Terkait: Seberapa cepat resistensi antibiotik dapat berevolusi?
Menggunakan analisis genetik, peralatan penelitian yang diidentifikasi jika sampel setiap pasien mengandung bakteri dari strain yang sama atau strain yang berbeda secara genetik. Kemudian, mereka melakukan tes untuk mendeteksi tanda tangan evolusi adaptif, yang berarti bahwa mikroba mengumpulkan sifat -sifat yang akan membantu mereka bertahan lebih baik. Evolusi adaptif memungkinkan bakteri untuk bertahan hidup bahkan dengan antibiotik yang ada.
Sekitar sepertiga dari strain sampel menunjukkan tanda -tanda evolusi adaptif, khususnya pada gen yang sebelumnya terkait dengan resistensi antibiotik. Ini menunjukkan bahwa perawatan antibiotik pasien harus diubah menjadi obat yang bakteri tidak resisten.
Tetapi ada pertanyaan: apakah informasi ini benar -benar berguna bagi dokter karena mereka mengobati infeksi superbakteri?
Untuk menyelidiki, para ilmuwan membuat survei berdasarkan kasus -kasus dari 11 pasien, termasuk deskripsi dengan dan tanpa analisis evolusi. 25 Dokter penyakit menular dari seluruh dunia direkrut untuk menanggapi survei. Ketika laporan evolusi diberikan, 34% dari dokter mengubah saran asli mereka dari rezim antibiotik, mengubah antibiotik dan/atau menyesuaikan durasi pasien tetap dalam obat yang sama.
Temuan ini menunjukkan bahwa, dalam praktik klinis nyata, pemantauan evolusi bakteri dapat meningkatkan evaluasi dokter tentang kegagalan antibiotik dan keputusan pengobatan selanjutnya.
Meskipun studi baru ini memiliki beberapa keterbatasan, seperti ukuran sampel yang kecil, ia memberikan “bukti konsep” untuk menggunakan analisis evolusi sebagai alat untuk memerangi infeksi yang tahan antibiotik, penulis penelitian menulis dalam laporan mereka.

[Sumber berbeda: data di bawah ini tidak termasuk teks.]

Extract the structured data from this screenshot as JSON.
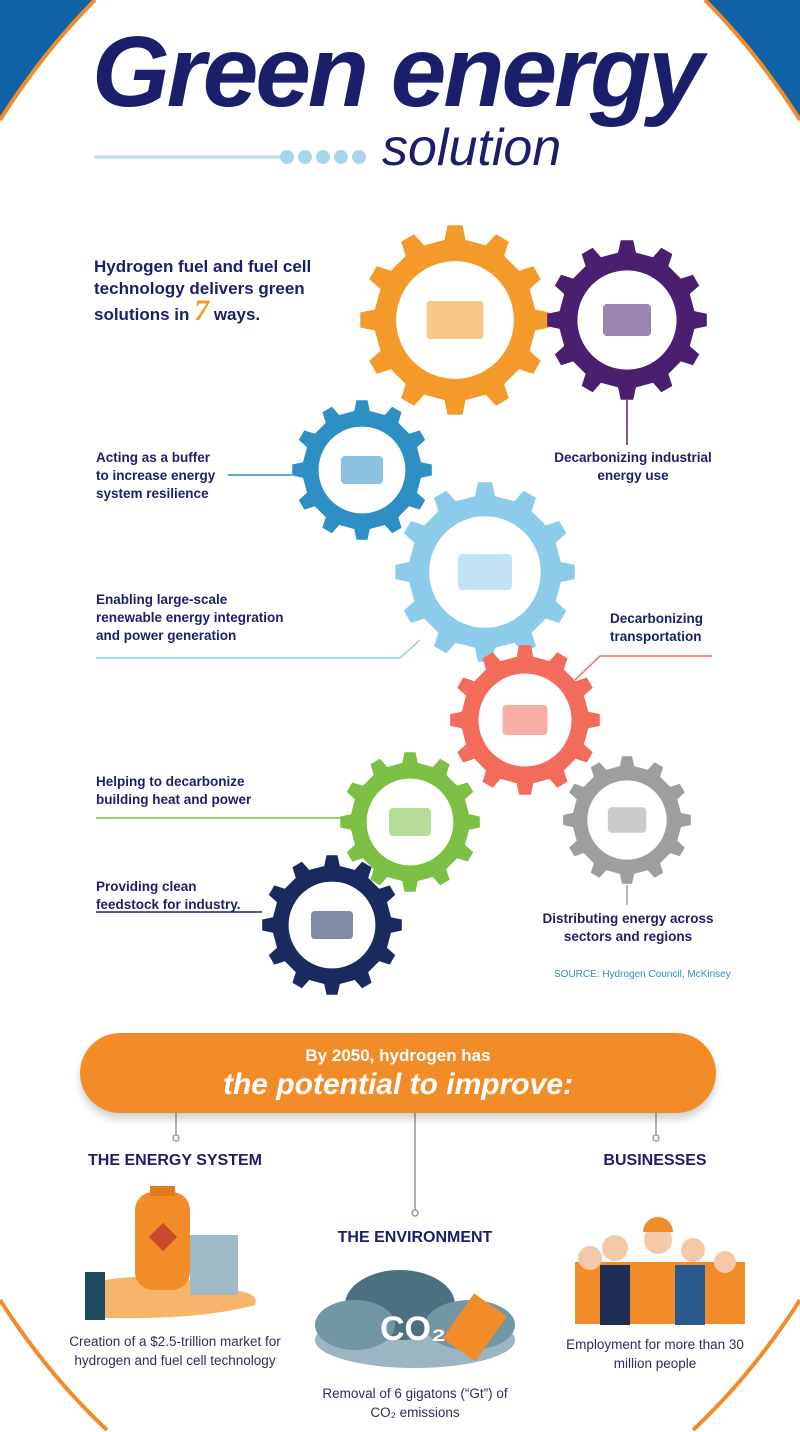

“Alat ini dapat secara signifikan mempengaruhi proses pembuatan keputusan kami,” katanya Quyen NguyenAsisten Profesor Kedokteran di Universitas Pittsburgh yang tidak berpartisipasi dalam penelitian ini. “Oleh karena itu, kami menyambut teknologi baru yang dapat dengan cepat memberikan data yang lebih tepat sehingga kami dapat meningkatkan kepercayaan pada keputusan kami,” kata Nguyen kepada Live Science dalam email.
Saat ini, waktu biaya dan respons sekuensing genom tetap ada hambatan untuk menggunakan pendekatan ini secara teratur dengan pasien. Studi di masa depan harus membahas bagaimana kerangka kerja dapat diterapkan dengan lebih baik dan mengeksplorasi penggunaannya pada kelompok pasien yang lebih besar, penulis penelitian menyimpulkan.
Artikel ini hanya untuk tujuan informatif dan tidak dimaksudkan untuk menawarkan nasihat medis.